De nouvelles recherches ont dévoilé d’importants fossiles de l’ère jurassique, offrant de nouvelles perspectives sur l’évolution des mammifères et le développement de l’oreille moyenne des mammifères, remettant en question et élargissant la compréhension actuelle de l’ascendance des mammifères. Reconstruction de Feredocodon chowi (à droite) et Dianoconodon youngi (à gauche). Crédit : Chuang Zhao

Des spécimens de la période jurassique trouvés en Chine éclairent l’évolution des dents, des mâchoires et des oreilles des mammifères.

Une équipe internationale de paléontologues dirigée par le Musée américain d'histoire naturelle et l'Académie chinoise des sciences a découvert de nouveaux ensembles de fossiles du jurassique période qui fournit de nouveaux aperçus sur l’évolution précoce des mammifères.
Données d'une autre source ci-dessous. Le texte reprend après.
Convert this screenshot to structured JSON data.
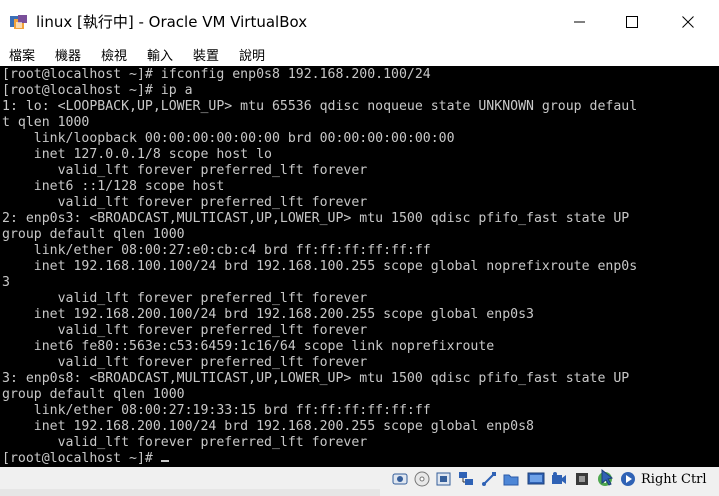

Les résultats, détaillés aujourd'hui dans deux études consécutives dans la revue Naturepourrait changer la façon dont les scientifiques reconstruisent les premières branches de l’arbre de vie des mammifères.
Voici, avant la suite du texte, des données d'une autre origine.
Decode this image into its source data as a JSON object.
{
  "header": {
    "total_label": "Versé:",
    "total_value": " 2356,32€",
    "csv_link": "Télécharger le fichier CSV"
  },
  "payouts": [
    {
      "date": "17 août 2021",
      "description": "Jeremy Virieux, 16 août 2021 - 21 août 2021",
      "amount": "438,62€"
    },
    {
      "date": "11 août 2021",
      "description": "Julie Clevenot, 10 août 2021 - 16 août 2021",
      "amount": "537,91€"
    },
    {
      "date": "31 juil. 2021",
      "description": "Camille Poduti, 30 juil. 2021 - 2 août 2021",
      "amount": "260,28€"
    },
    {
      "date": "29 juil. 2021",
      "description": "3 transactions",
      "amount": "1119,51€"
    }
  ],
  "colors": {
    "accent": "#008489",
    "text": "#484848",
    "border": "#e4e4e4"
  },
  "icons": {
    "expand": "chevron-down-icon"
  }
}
Le premier article se concentre sur les shuotheriids, une famille de mammifères de la taille d’une souris dont les molaires sont différentes de celles de n’importe quel mammifère vivant. La position évolutive de ces animaux a été largement débattue, mais ils ont été liés aux australosphénidans, le groupe qui comprend les monotrèmes actuels, des mammifères qui pondent des œufs, comme l'ornithorynque. En analysant deux fossiles squelettiques récemment découverts et bien conservés de shuotheriids qui vivaient il y a entre 168 et 164 millions d'années dans ce qui est aujourd'hui la Mongolie intérieure, les chercheurs ont découvert que les molaires de ces animaux ressemblaient davantage à celles d'un autre groupe de mammifères éteint appelé les dodocodontes. Ils ont également déterminé que ces deux spécimens appartiennent à un nouveau genre et espècesqu'ils ont nommé Feredocodon chowi.

Feredocodon chowi

Reconstruction de l'espèce nouvellement décrite Feredocodon chowi. Crédit : Chuang Zhao

« Lorsque vous examinez les archives fossiles, tant pour les mammifères que pour de nombreuses autres espèces d'animaux, les dents sont la partie du corps que vous avez le plus de chances de récupérer », a déclaré Jin Meng, conservateur de la division de paléontologie du Musée américain d'histoire naturelle. et un auteur correspondant sur les deux Nature articles avec Fangyuan Mao de l'Académie chinoise des sciences. « Pourtant, depuis les années 1980, la forme déroutante des dents observée chez les shuotheriidés constitue un obstacle à nos efforts pour comprendre l’évolution précoce des mammifères. Ces nouveaux spécimens nous ont permis de résoudre ce problème de longue date.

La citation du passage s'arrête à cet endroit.